Protecting The President’s House

How did a man manage to scale a fence and actually enter the White House before being apprehended?  Basically, by the government not paying sufficient attention to the need to protect the President, his family, and the White House itself from a basic physical intrusion.

Omar Gonzalez climbed the fence surrounding the White House, raced across 70 yards of lawn, and entered the building through the North Portico entrance — which, amazingly, was unlocked.  Because he did not appear to be armed, he was not shot, nor did the Secret Service release a dog trained to knock down intruders.  However, Gonzalez in fact was carrying a 3 1/2-inch knife.  Fortunately, the President and his family had left the White House minutes before.  We now are learning that Gonzalez, a former veteran, possessed lots of ammunition, as well as a machete, a hatchet, and other weapons in his car.

White House fence-jumpers are not unusual, and the Washington Post reports that a Secret Service study showed that the White House is vulnerable to attack by multiple people climbing the fence at the same time.  The Post also notes that there are “severe staffing shortages” and high turnover in the force charged with White House security.  Due to budgetary concerns the Secret Service decided not to fully staff the division in charge of White House grounds, to cancel Secret Service Academy training classes, and to not pay agents overtime.  The Post article quotes a Secret Service spokesman as saying:  “There is not an endless amount of money. We can’t do the hiring, and that’s the decision that was made.”

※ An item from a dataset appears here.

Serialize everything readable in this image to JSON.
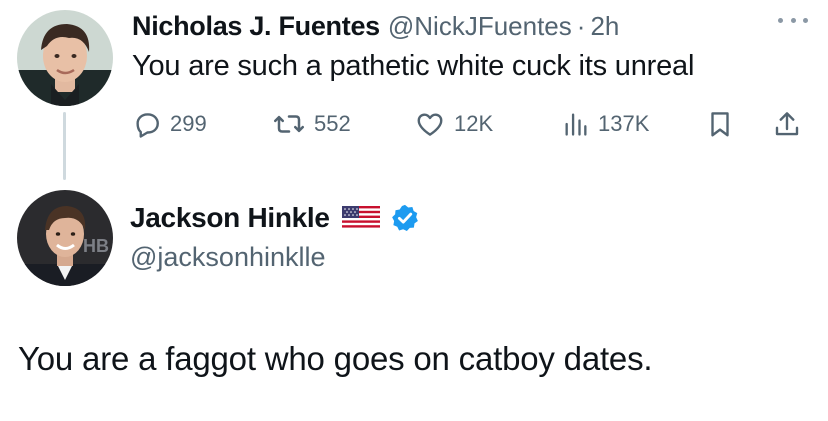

Seriously?  The federal government has spent money like a drunken sailor for years, running up enormous budget deficits, and we can’t afford to fully staff the agency charged with keeping the President and his family safe?  Here’s a suggestion:  take whatever money is spent producing and broadcasting useless “Click It or Ticket” commercials and use it to hire, train, and properly pay Secret Service agents.  And while you’re at it, let’s get an additional dog or two and use them the next time a guy jumps the White House fence.

The Secret Service used to be viewed as an elite agency, but its reputation has taken a beating in recent years, with people not on the guest list crashing White House dinners, scandals about liquored-up agents consorting with prostitutes, and now an inexcusable breach of security by the most low-tech attack imaginable.  Someone in the federal government needs to get our priorities straight and realize that protecting the President is of paramount importance.  Budgetary concerns shouldn’t be part of the equation.